Limitations and Future Research

Despite the efforts that were made, the analyses we performed could present limitations, and the existence of confounding variables must be evaluated through other methods. Moreover, the size of the sample must be increased for future applications, not only to widen the number of participants, but also to include people from other geographical places in the country, which would diminish the limitations when researching a developing country [69]. In addition to this, future studies will need to obtain more funding, with the aim of performing samplings that are proportional to age, gender and road users (specially drivers).

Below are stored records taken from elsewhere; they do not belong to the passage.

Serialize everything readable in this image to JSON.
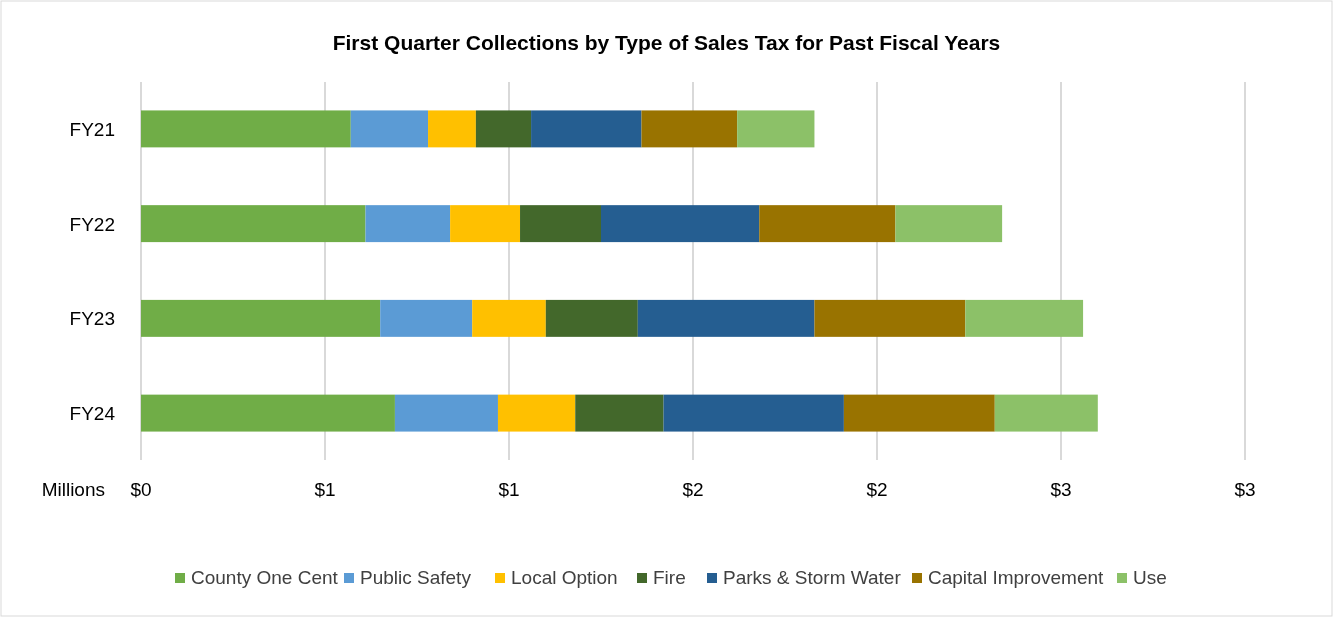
{
  "chart_data": {
    "type": "bar",
    "orientation": "horizontal",
    "stacked": true,
    "title": "First Quarter Collections  by Type of Sales Tax for Past Fiscal Years",
    "xlabel": "Millions",
    "categories": [
      "FY21",
      "FY22",
      "FY23",
      "FY24"
    ],
    "series": [
      {
        "name": "County One Cent",
        "color": "#70ad47",
        "values": [
          0.57,
          0.61,
          0.65,
          0.69
        ]
      },
      {
        "name": "Public Safety",
        "color": "#5b9bd5",
        "values": [
          0.21,
          0.23,
          0.25,
          0.28
        ]
      },
      {
        "name": "Local Option",
        "color": "#ffc000",
        "values": [
          0.13,
          0.19,
          0.2,
          0.21
        ]
      },
      {
        "name": "Fire",
        "color": "#43682b",
        "values": [
          0.15,
          0.22,
          0.25,
          0.24
        ]
      },
      {
        "name": "Parks & Storm Water",
        "color": "#255e91",
        "values": [
          0.3,
          0.43,
          0.48,
          0.49
        ]
      },
      {
        "name": "Capital Improvement",
        "color": "#997300",
        "values": [
          0.26,
          0.37,
          0.41,
          0.41
        ]
      },
      {
        "name": "Use",
        "color": "#8cc168",
        "values": [
          0.21,
          0.29,
          0.32,
          0.28
        ]
      }
    ],
    "xlim": [
      0,
      3
    ],
    "xticks": [
      {
        "value": 0,
        "label": "$0"
      },
      {
        "value": 0.5,
        "label": "$1"
      },
      {
        "value": 1,
        "label": "$1"
      },
      {
        "value": 1.5,
        "label": "$2"
      },
      {
        "value": 2,
        "label": "$2"
      },
      {
        "value": 2.5,
        "label": "$3"
      },
      {
        "value": 3,
        "label": "$3"
      }
    ],
    "grid": "x",
    "legend": "bottom"
  }
}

Even though the constructed indices present an acceptable percentage of the explained variance, the construction and proposal of models that may explain the SES, health and lifestyle associated with young Colombians with more power must be fostered. In addition to this, other conceptual models for the construction of indices should be considered, for instance, a cumulative proposal instead of a reductive one for the model construction [88].

We hope that the results of this work will be useful for understanding the dynamics associated with RTCs in a developing country, and, moreover, with a population group that is at risk. The work of variable reduction that we have performed can be useful for future studies so it they will reduce the application time in what concerns the sociodemographic variables and allow for focus on deepening the researched topics. Additionally, these indices can be extended to the research of other issues since their construction does not depend on mobility or crash variables, but rather used them for contrast. Regarding future research associated with this study, it is worth highlighting the necessity to improve the health index and its predictive value. In future works, we hope to collect data that go beyond self-reports, especially in what concerns health factors, through quick check-ups and revisions of the participants’ medical history, together with visiting the participants’ homes in order to contrast the socioeconomic information. We hope to do this with at least one subsample, considering the economic and ethical implications. Finally, it would be useful to consider the severity and nature of RCTs for implementing specific prevention strategies.